Dalam rangka memfasilitasi peta dan pola penyediaan benih perkebunan non APBN Kementerian Pertanian melalui Direktorat Jenderal Perkebunan mencetuskan dan segera melaunching program Bank Benih Perkebunan (BABE BUN) guna memperkuat pembangunan logistik benih komoditas perkebunan dalam negeri hingga mewujudkan akselerasi peningkatan produksi dan ekspor. Program terobosan ini berbasis kolaborasi, partisipasi dan solidaritas dengan stakeholder terkait, dimana pelaku usaha perkebunan untuk berpatisipasi secara aktif mengalokasikan keuntunganya untuk penyediaan benih. "BABE BUN” adalah sebuah wadah logistik benih perkebunan nasional yang tidak mengandalkan dan membebani APBN sementara kebutuhan benih/ bibit sangat besar, sangat tidak mungkin jika diwujudkan dari dana APBN sepenuhnya, sementara dana APBN terbatas. Sehingga penyediaan benihnya bersumber dari pelaku usaha perkebunan yang merupakan mitra Kementerian Pertanian diwajibkan untuk mengalokasikan sharing profit atau dari dana CSR yang nilainya tidak begitu berat, yakni 1 persen untuk kegiatan pembibitan sebagai stok benih yang dimiliki BaBe Bun. Hadirnya BaBe Bun ini pun mewajibkan setiap pelaku usaha mitra harus memiliki nursery perbenihan, sehingga tidak lagi mengandalkan APBN.

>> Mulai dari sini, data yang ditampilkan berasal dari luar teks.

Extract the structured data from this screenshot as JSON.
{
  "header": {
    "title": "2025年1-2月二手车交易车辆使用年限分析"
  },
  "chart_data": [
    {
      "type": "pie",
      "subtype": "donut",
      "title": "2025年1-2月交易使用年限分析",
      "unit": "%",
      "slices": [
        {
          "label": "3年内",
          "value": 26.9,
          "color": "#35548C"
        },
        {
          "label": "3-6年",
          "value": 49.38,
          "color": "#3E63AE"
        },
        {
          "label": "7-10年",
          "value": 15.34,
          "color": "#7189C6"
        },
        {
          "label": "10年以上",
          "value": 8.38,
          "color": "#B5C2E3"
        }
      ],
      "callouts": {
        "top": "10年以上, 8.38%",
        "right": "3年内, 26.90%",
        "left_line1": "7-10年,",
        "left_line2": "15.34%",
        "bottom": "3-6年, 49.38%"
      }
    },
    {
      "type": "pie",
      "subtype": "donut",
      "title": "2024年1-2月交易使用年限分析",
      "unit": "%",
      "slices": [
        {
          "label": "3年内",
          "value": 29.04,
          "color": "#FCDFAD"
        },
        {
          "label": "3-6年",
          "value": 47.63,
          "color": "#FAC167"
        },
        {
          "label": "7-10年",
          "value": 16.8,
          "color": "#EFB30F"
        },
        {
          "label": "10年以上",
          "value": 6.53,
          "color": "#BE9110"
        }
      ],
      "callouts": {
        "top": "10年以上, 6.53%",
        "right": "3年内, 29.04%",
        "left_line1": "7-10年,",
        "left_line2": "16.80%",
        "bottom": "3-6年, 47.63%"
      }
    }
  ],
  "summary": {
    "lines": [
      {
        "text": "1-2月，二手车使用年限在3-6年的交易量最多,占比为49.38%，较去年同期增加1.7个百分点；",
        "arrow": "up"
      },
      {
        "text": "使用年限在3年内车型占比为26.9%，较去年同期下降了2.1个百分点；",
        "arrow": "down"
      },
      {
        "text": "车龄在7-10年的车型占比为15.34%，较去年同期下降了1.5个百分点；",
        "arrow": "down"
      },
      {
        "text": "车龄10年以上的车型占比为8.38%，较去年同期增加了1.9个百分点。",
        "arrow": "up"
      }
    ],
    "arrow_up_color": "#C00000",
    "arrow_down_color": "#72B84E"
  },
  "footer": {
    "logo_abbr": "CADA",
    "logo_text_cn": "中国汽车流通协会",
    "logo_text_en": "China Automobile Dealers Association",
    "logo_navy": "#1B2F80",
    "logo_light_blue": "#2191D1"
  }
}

"BaBe Bun adalah terobosan untuk mencari sumber-sumber
pendanaan penyediaan benih nasional selain APBN seperti dana CSR, investasi
swasta, dana desa, pengembangan hutan kemasyarakatan, kegiatan reklamasi dan
sumber dana lainnya. Untuk membangun Babe Bun, Direktorat Jenderal Perkebunan
membangun harmoni dan sinkronisasi dengan para pelaku usaha. Pengembangan
perkebunan melalui perbaikan logistik perbenihan harus dilakukan dengan rencana
aksi pembangunan perkebunan yang sistematis terarah dan berkelanjutan dengan
mengajak dan membuka ruang selebar-lebarnya bagi pelaku usaha perkebunan,
perusahaan swasta maupun masyarakat luas yang ingin turut berkontribusi
membangun perkebunan melalui Babe Bun. Bank Perbenihan Perkebunan Mendukung
Perkebunan Partisipatif (PASTI) : PSR, CSR, KELEMBAGAAN, NURSERY, EKSPOR.
Informasi dalam Aplikasi BABEBUN di input oleh seorang
Admin Direktorat Perbenihan Perkebunan Direktorat Jenderal
Perkebunan Kementerian Pertanian: a.
Melakukan input data target penyediaan benih tanaman kakao dan kelapa melalui
pembiayaan non APBN; b. Informasi meliputi lokasi (Provinsi dan Kabupaten)
serta Luas tanaman tua/rusak/tidak menghasilkan, kebutuhan benih per ha; total
kebutuhan benih, potensi kebun sumber benih (sesuai hasil penetapan), potensi
produksi benih siap tanam; c. Informasi produsen benih kakao dan kelapa; d.
Informasi meliputi: nama produsen, alamat, ketersediaan benih (TW I, II, III
dan IV); e. Informasi satuan biaya peremajaan/rehabilitasi komoditas kelapa dan
kakao; f. Informasi rumah tangga penerima bantuan benih; dan g. Informasi
budidaya kelapa yang baik dan benar.